I'm sorry, I'm currently a bit busy. But I managed to run the wav tests :D The machine changed a bit, so the times are a bit different, so I re-run mplayer vs. gstreamer/playbin2 wo asserts for ogg/vorbis too: runtime [sec] | vorbis | wav ------------------------------ playbin2 wo ass | 20.8 | 7.1 mplayer | 8.0 | 5.8 cpu usage [%] | vorbis | wav ------------------------------ playbin2 wo ass | 6.5 | 2.2 mplayer | 2.5 | 1.8 So it seems as if playing a wav file isn't that costly using gstreamer. Most overhead really seems to come from the codecs used. But on the other hand: playing a wav file using gstreamer is nearly as "costly" as playing an vorbis stream using mplayer.
Created attachment 154452 [details] Small script to do benchmarks This is a small and simple script to do some benchmarks. It accepts filenames as arguments and outputs averaged runtime stats.

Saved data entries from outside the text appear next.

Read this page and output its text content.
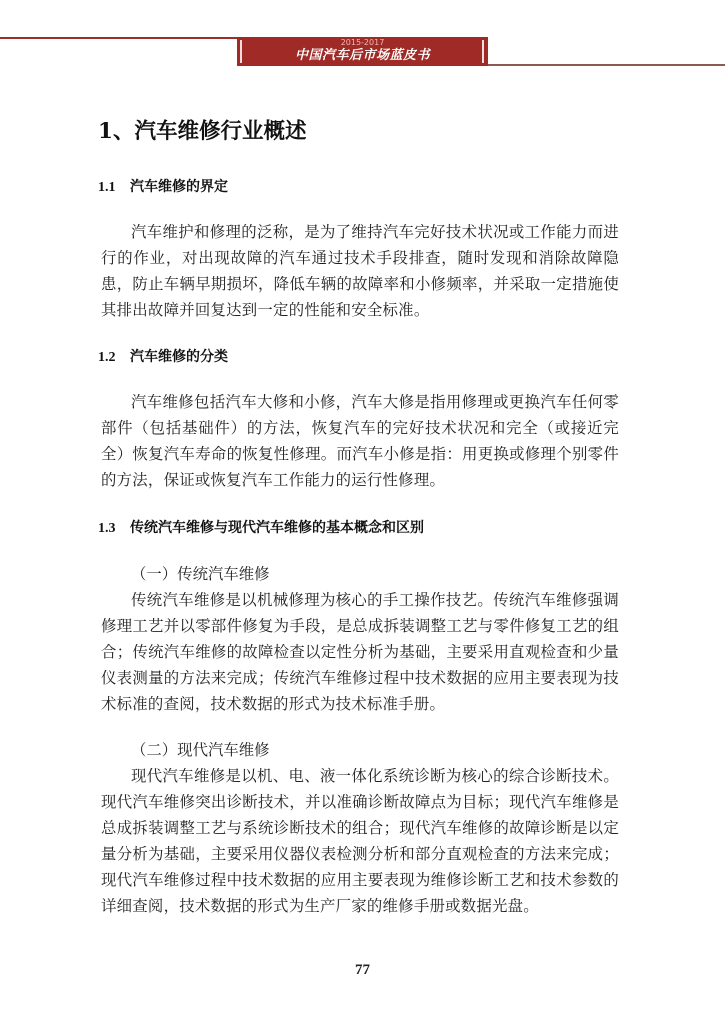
2015-2017
中国汽车后市场蓝皮书
1、汽车维修行业概述
1.1 汽车维修的界定
汽车维护和修理的泛称，是为了维持汽车完好技术状况或工作能力而进行的作业，对出现故障的汽车通过技术手段排查，随时发现和消除故障隐患，防止车辆早期损坏，降低车辆的故障率和小修频率，并采取一定措施使其排出故障并回复达到一定的性能和安全标准。
1.2 汽车维修的分类
汽车维修包括汽车大修和小修，汽车大修是指用修理或更换汽车任何零部件（包括基础件）的方法，恢复汽车的完好技术状况和完全（或接近完全）恢复汽车寿命的恢复性修理。而汽车小修是指：用更换或修理个别零件的方法，保证或恢复汽车工作能力的运行性修理。
1.3 传统汽车维修与现代汽车维修的基本概念和区别
（一）传统汽车维修
传统汽车维修是以机械修理为核心的手工操作技艺。传统汽车维修强调修理工艺并以零部件修复为手段，是总成拆装调整工艺与零件修复工艺的组合；传统汽车维修的故障检查以定性分析为基础，主要采用直观检查和少量仪表测量的方法来完成；传统汽车维修过程中技术数据的应用主要表现为技术标准的查阅，技术数据的形式为技术标准手册。
（二）现代汽车维修
现代汽车维修是以机、电、液一体化系统诊断为核心的综合诊断技术。现代汽车维修突出诊断技术，并以准确诊断故障点为目标；现代汽车维修是总成拆装调整工艺与系统诊断技术的组合；现代汽车维修的故障诊断是以定量分析为基础，主要采用仪器仪表检测分析和部分直观检查的方法来完成；现代汽车维修过程中技术数据的应用主要表现为维修诊断工艺和技术参数的详细查阅，技术数据的形式为生产厂家的维修手册或数据光盘。
77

Finally tried the script: Playing of file: /home/ensonic/Musik/klingon.mp3 Tag cpu [s] cpu [%] mplayer_ 1.2 0.0 playbin2a 2.4 0.0 playbin2b 1.6 0.0 playbin2b is: gst-launch-0.10 -q --gst-disable-registry-update filesrc location=%s ! mpg123 ! alsasink mpg123 is from http://gst.homeunix.net/ I'll try to add the plugin to gst-plugin-bad in the next days if the author agrees.
Forgot to mention, that this was with a full debug gstreamer (nothing disabled).
Created attachment 164248 [details] sysprofil profiling data playing a 4 minutes song gst uses between 2% and 10% of cpu on playing a mp3 file on my system. Possibly the profiling data collected with sysprofil on my system can help you to find where the problem is.
Martin, I know how to use a profiler :) The issue here is not a hotspot issue anymore. Using an efficient decoder helps, the rest is to some extend the overhead from gstreamer modularity. If it taks up to 10% for you, you either have a slow system or have not gone through the steps we described above. Regarding the attachment, I don't feel like downloading it and looking though it. If you think there is something good in there, just attach a screenshot -> that can be viewed more easily.
This is due to the shorter default buffer-time and latency-time of alsasink compared to other players. The effect completely disappears if you use 'alsasink buffer-time=1000000 latency-time=1000000'. Any values for latency-time much larger than 10 ms (the default) starts to cause things like volume sliders and play/pause to have a noticeable delay. Perhaps 30-40ms would be a better tradeoff between cpu usage and latency. IMO, however, it would be better for background audio playing apps (like rhythmbox) to set the latency higher manually rather than changing the default.